More Memory, Worse Agent

Most production agentic systems now include some form of memory. The standard design is a consolidation loop: as the agent accumulates experience, a secondary LLM call rewrites those experiences into compact “lessons” stored in a persistent memory bank. Next time a similar situation arises, the agent retrieves the relevant lessons and adjusts its behavior. The idea sounds like learning: you’re distilling experience into transferable knowledge.

A preprint from the University of Illinois Urbana-Champaign shows this paradigm has a significant failure mode that’s easy to miss because it only appears after enough iterations.

The Setup

The researchers tested memory consolidation across five benchmarks — ALFWorld, ScienceWorld, WebShop, AppWorld, and Mind2Web — plus custom ARC-AGI problem streams. The consolidation loop uses the same LLM that solves tasks to also rewrite its own memories of those solutions. They varied consolidation schedules while holding the pool of underlying trajectories constant, which lets them attribute performance differences to the consolidation process rather than to data quality.
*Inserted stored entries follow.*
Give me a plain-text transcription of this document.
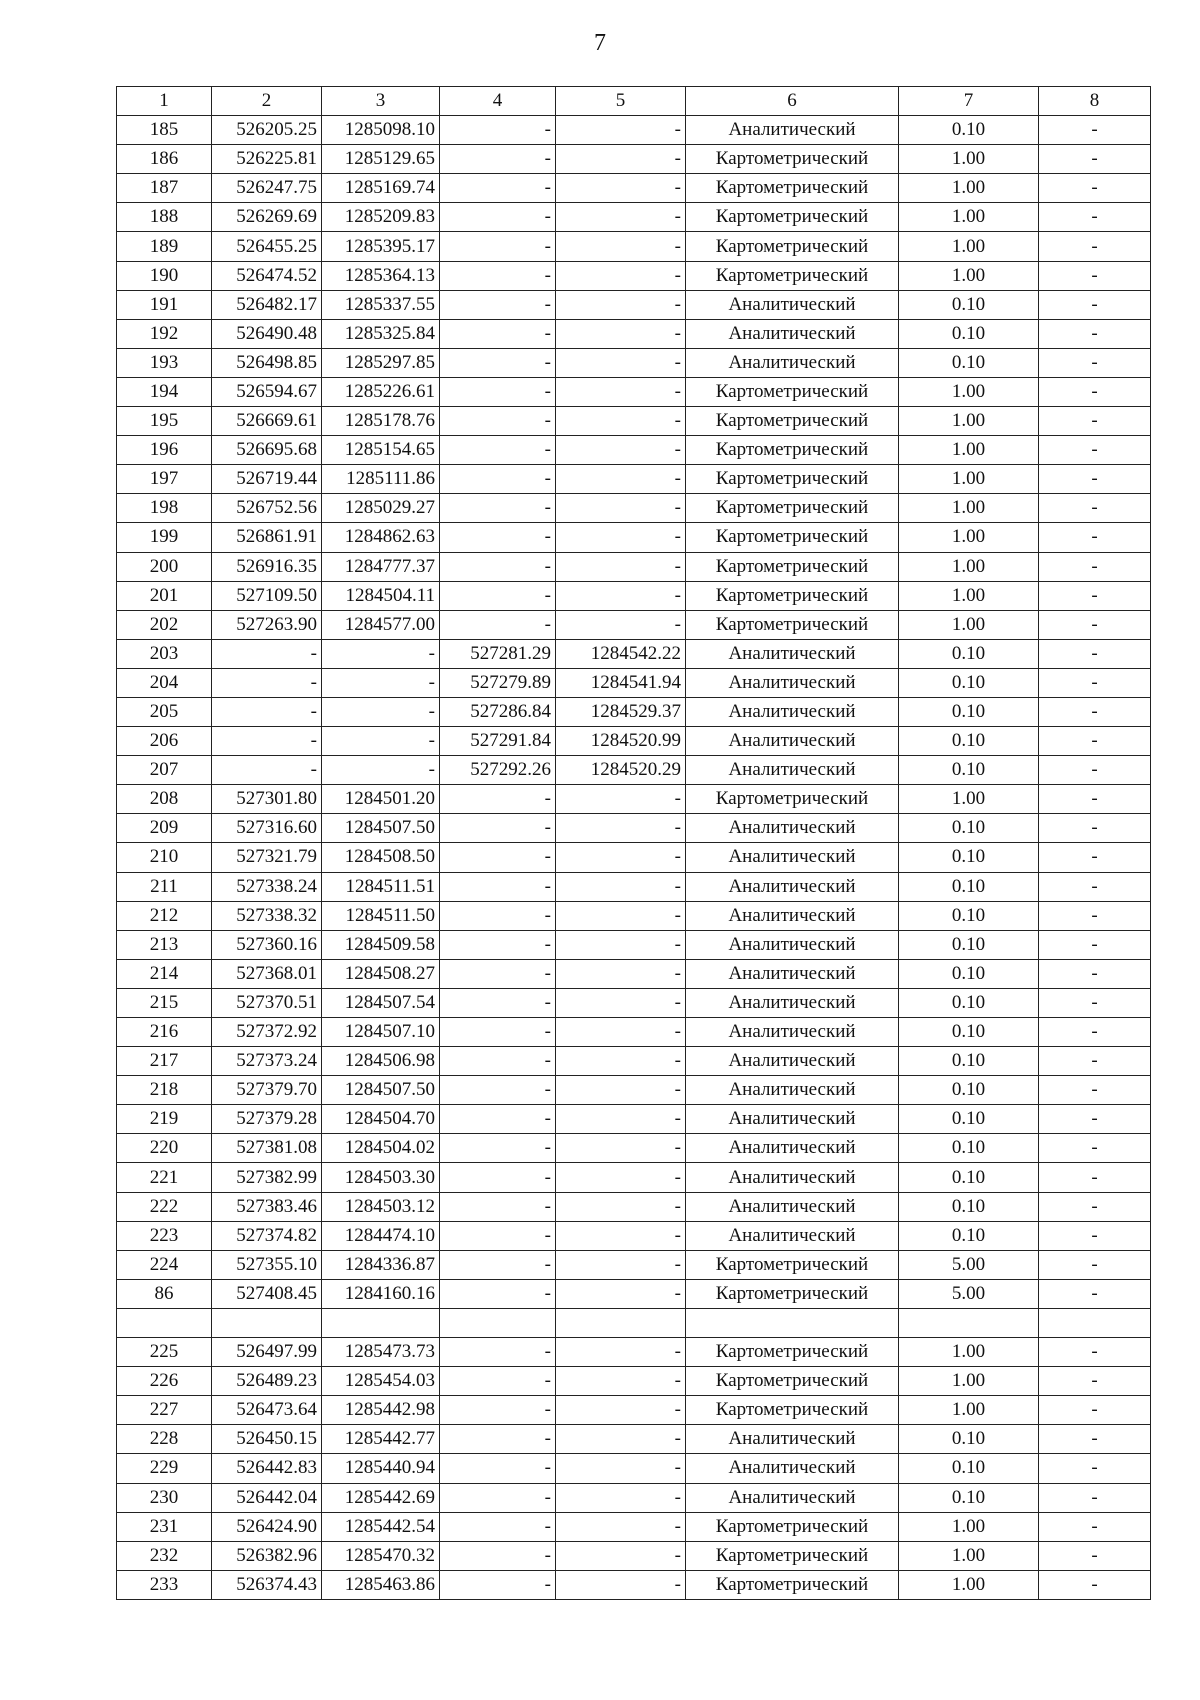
7
1	2	3	4	5	6	7	8
185	526205.25	1285098.10	-	-	Аналитический	0.10	-
186	526225.81	1285129.65	-	-	Картометрический	1.00	-
187	526247.75	1285169.74	-	-	Картометрический	1.00	-
188	526269.69	1285209.83	-	-	Картометрический	1.00	-
189	526455.25	1285395.17	-	-	Картометрический	1.00	-
190	526474.52	1285364.13	-	-	Картометрический	1.00	-
191	526482.17	1285337.55	-	-	Аналитический	0.10	-
192	526490.48	1285325.84	-	-	Аналитический	0.10	-
193	526498.85	1285297.85	-	-	Аналитический	0.10	-
194	526594.67	1285226.61	-	-	Картометрический	1.00	-
195	526669.61	1285178.76	-	-	Картометрический	1.00	-
196	526695.68	1285154.65	-	-	Картометрический	1.00	-
197	526719.44	1285111.86	-	-	Картометрический	1.00	-
198	526752.56	1285029.27	-	-	Картометрический	1.00	-
199	526861.91	1284862.63	-	-	Картометрический	1.00	-
200	526916.35	1284777.37	-	-	Картометрический	1.00	-
201	527109.50	1284504.11	-	-	Картометрический	1.00	-
202	527263.90	1284577.00	-	-	Картометрический	1.00	-
203	-	-	527281.29	1284542.22	Аналитический	0.10	-
204	-	-	527279.89	1284541.94	Аналитический	0.10	-
205	-	-	527286.84	1284529.37	Аналитический	0.10	-
206	-	-	527291.84	1284520.99	Аналитический	0.10	-
207	-	-	527292.26	1284520.29	Аналитический	0.10	-
208	527301.80	1284501.20	-	-	Картометрический	1.00	-
209	527316.60	1284507.50	-	-	Аналитический	0.10	-
210	527321.79	1284508.50	-	-	Аналитический	0.10	-
211	527338.24	1284511.51	-	-	Аналитический	0.10	-
212	527338.32	1284511.50	-	-	Аналитический	0.10	-
213	527360.16	1284509.58	-	-	Аналитический	0.10	-
214	527368.01	1284508.27	-	-	Аналитический	0.10	-
215	527370.51	1284507.54	-	-	Аналитический	0.10	-
216	527372.92	1284507.10	-	-	Аналитический	0.10	-
217	527373.24	1284506.98	-	-	Аналитический	0.10	-
218	527379.70	1284507.50	-	-	Аналитический	0.10	-
219	527379.28	1284504.70	-	-	Аналитический	0.10	-
220	527381.08	1284504.02	-	-	Аналитический	0.10	-
221	527382.99	1284503.30	-	-	Аналитический	0.10	-
222	527383.46	1284503.12	-	-	Аналитический	0.10	-
223	527374.82	1284474.10	-	-	Аналитический	0.10	-
224	527355.10	1284336.87	-	-	Картометрический	5.00	-
86	527408.45	1284160.16	-	-	Картометрический	5.00	-

225	526497.99	1285473.73	-	-	Картометрический	1.00	-
226	526489.23	1285454.03	-	-	Картометрический	1.00	-
227	526473.64	1285442.98	-	-	Картометрический	1.00	-
228	526450.15	1285442.77	-	-	Аналитический	0.10	-
229	526442.83	1285440.94	-	-	Аналитический	0.10	-
230	526442.04	1285442.69	-	-	Аналитический	0.10	-
231	526424.90	1285442.54	-	-	Картометрический	1.00	-
232	526382.96	1285470.32	-	-	Картометрический	1.00	-
233	526374.43	1285463.86	-	-	Картометрический	1.00	-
The core experiment with ARC-AGI is striking. Starting with GPT-5.4 on 19 problems it solves correctly with zero memory, they stream the ground-truth solution trajectories through the consolidation loop. After consolidation, the agent fails on 54% of those same problems. The trajectories are clean — they contain correct solutions. The failure is in the rewrite step.

Three Ways Consolidation Breaks Things

The paper identifies three distinct failure modes.

Misgrouping happens when the consolidator pools episodes from different task families. The LLM’s abstraction process finds surface-level similarities across unrelated problems and generates a combined lesson that doesn’t apply cleanly to either. The memory now contains advice that’s technically coherent but contextually wrong.

Interference is the over-generalization problem. When the consolidator abstracts a lesson, it strips the applicability conditions — the caveats about when the strategy works. “Decompose complex tasks into subgoals” is true often enough, but stored without the conditions under which it fails it becomes noise. The more the agent consolidates, the more context-free its stored lessons become.

Overfitting is the narrowing problem. When the input distribution is limited — say, a few hundred tasks from a single benchmark — the consolidator produces memories that describe the surface regularities of the specific examples rather than the underlying strategy. The resulting memories fail on close variants of the same problem family.

On ScienceWorld, the numbers are concrete: an agent with fresh-only consolidation (rewriting only the current task’s experience) outperforms cumulative consolidation (rewriting across all prior tasks) by +203 points. The cumulative approach accumulates over-generalized memories at five times the rate of the fresh approach and outright garbage at twenty times the rate.

The Episodic Alternative

The proposed fix is simple and counterintuitive: don’t consolidate. Store the raw rollouts. Retrieve them at inference time. Don’t abstract, don’t rewrite. The paper calls this an “episodic-only” agent, and it matches or beats every consolidator tested across the benchmark suite.

This is a different design philosophy. Instead of treating memory as a database of compressed lessons, it treats memory as a cache of examples with retrieval. The agent doesn’t learn from its past in the sense of updating a generalized model of the world — it just looks up what it did in similar situations before and uses that as context.

There’s a parallel to the broader debate in machine learning between parametric and non-parametric approaches. Parametric approaches compress knowledge into model weights; non-parametric approaches (nearest-neighbor, retrieval-augmented generation) keep the data around and query it at runtime. The parametric path is more elegant and more interpretable, but it’s lossy and sensitive to the quality of the compression. The consolidation problem is the text-memory version of this: the LLM that rewrites experience into lessons is doing lossy compression, and the losses accumulate.

What This Means for Agentic Systems

The immediate implication is practical. If you’re building an agent that maintains a growing memory bank through iterative consolidation — which describes a large fraction of production agent systems — you should test whether performance degrades over time. The degradation isn’t necessarily visible at low iteration counts; it emerges as the memory bank grows and the consolidation-induced errors compound.

The deeper implication is about what we mean by “learning” in agentic contexts. The intuitive mental model is that a consolidating agent is getting smarter over time, distilling experience the way a skilled practitioner does. The paper suggests this analogy is misleading. Human expert knowledge is heavily situated — experts know not just a strategy but when to apply it and when not to. LLM-based consolidation frequently strips the situational context, producing advice that’s superficially reasonable but missing the metacognitive framing that makes it useful.

The episodic-only approach is less satisfying from a design perspective — there’s something unsatisfying about an agent whose “memory” is just a pile of old transcripts — but it’s more robust. The failure modes for retrieval are different (stale or irrelevant examples surface) and arguably more tractable than the progressive degradation of abstraction-based consolidation.

The project page includes specific figures on failure mode frequency and the benchmark curves across consolidation iterations.